PHOTOGRAPH BY JAMIE HARMON
Matt Ross-Spang shows off the new studio at Crosstown Concourse.
Such a legacy is informing new studios being built in the city today. Toby Vest counts Easley-McCain as a major inspiration for starting High/Low Recording in 2014, which he and co-owner Pete Matthews have recently moved into a freshly renovated, customized building on Lamar Avenue. “Easley-McCain was the first place I ever worked,” says Vest, “and it was a huge influence on me. When I walked in there, I felt like, ‘This is my place.’ Around every corner there was a little box with stuff in it. Like, ‘What’s underneath this lamp? Oh! It’s a timpani.’ I loved that aspect of it. It felt like everything was up for grabs. There were no rules. So I was going for that old Easley-McCain feel. We have a lot of toys.”
For Boo Mitchell, that’s the true secret of the Memphis sound: “Memphis has such a powerful spirit that, if you come here and make a whole record, you’ve captured some of that. It affects you.”
Working with a smaller space than, say, Phillips, High/Low is necessarily modeled chiefly on rooms like the Memphis Recording Service, still functioning as Sun Studio in the evenings when the tourists have cleared out. And they’re not the only ones who’ve learned from the house that Sam built. Matt Ross-Spang started at Sun as a teenager, then worked his way to becoming a freelance engineer and producer, primarily based out of Phillips but working at Ardent as well. Having earned a couple of Grammys along the way, he’s now designed his own studio in Crosstown Concourse, called Southern Grooves, drawing inspiration from all three of those older studios. As Ross-Spang puts it, “I kinda stole from all my Memphis heroes.”
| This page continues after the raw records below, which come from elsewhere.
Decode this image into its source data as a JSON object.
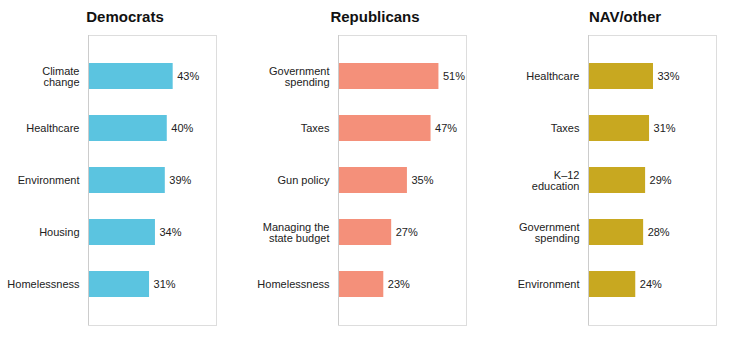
{
  "chart_data": [
    {
      "type": "bar",
      "orientation": "horizontal",
      "title": "Democrats",
      "categories": [
        "Climate\nchange",
        "Healthcare",
        "Environment",
        "Housing",
        "Homelessness"
      ],
      "values": [
        43,
        40,
        39,
        34,
        31
      ],
      "value_labels": [
        "43%",
        "40%",
        "39%",
        "34%",
        "31%"
      ],
      "color": "#5BC4E0",
      "data_labels": true,
      "xlim": [
        0,
        65
      ],
      "tick_labels": "y"
    },
    {
      "type": "bar",
      "orientation": "horizontal",
      "title": "Republicans",
      "categories": [
        "Government\nspending",
        "Taxes",
        "Gun policy",
        "Managing the\nstate budget",
        "Homelessness"
      ],
      "values": [
        51,
        47,
        35,
        27,
        23
      ],
      "value_labels": [
        "51%",
        "47%",
        "35%",
        "27%",
        "23%"
      ],
      "color": "#F4907A",
      "data_labels": true,
      "xlim": [
        0,
        65
      ],
      "tick_labels": "y"
    },
    {
      "type": "bar",
      "orientation": "horizontal",
      "title": "NAV/other",
      "categories": [
        "Healthcare",
        "Taxes",
        "K–12\neducation",
        "Government\nspending",
        "Environment"
      ],
      "values": [
        33,
        31,
        29,
        28,
        24
      ],
      "value_labels": [
        "33%",
        "31%",
        "29%",
        "28%",
        "24%"
      ],
      "color": "#C8A820",
      "data_labels": true,
      "xlim": [
        0,
        65
      ],
      "tick_labels": "y"
    }
  ]
}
Yet another newcomer on the studio scene is Memphis Magnetic Recording, founded by producer/engineer Scott McEwen, formerly based in Nashville, and studio designer Bob Suffolk. Suffolk has decades of experience, cutting his teeth on studio design in the ’80s while renovating Trident Studios in London. Having seen and heard such rooms, he’s committed to keeping the qualities of a well-designed recording space alive. “Our studio is brand-spanking new,” he says, “although it’s done in what I call a purpose-built vintage style.”
McEwen, for his part, is another Easley-McCain fan who made good. “I love Doug Easley’s work,” he says. “I used to live with Mark Ibold, the bass player for Pavement. So I was listening to the records Doug and Davis McCain were making, and I realized Sonic Youth and Jon Spencer and all these guys were going to Memphis. I loved Doug’s work from afar. I feel like he put Memphis back on the map, for my generation.”
Ultimately, it may well be that the city’s sense of community and continuity itself has played the most critical role in today’s recording renaissance. Recalling recent sessions for Scott Bomar’s soundtrack to Dolemite Is My Name, steeped in the sounds of the ’70s, Mitchell notes how much it was in keeping with the old ways of making records.
“It was a truly Memphis-centric project,” he says, “because you had Scott Bomar from Electraphonic, Kevin Houston, me, and we used Matt Ross-Spang’s microphones. So it was a bunch of cool Memphis engineers coming together to make this thing happen. It’s just like it was when my dad was doing stuff in the ’60s and ’70s. He’d go to American and play on records, go to Stax and play on records. Everybody rotated, you know?”
For Mitchell, that’s the true secret of the Memphis sound: “Memphis has such a powerful spirit that, if you come here and make a whole record, you’ve captured some of that. It affects you.”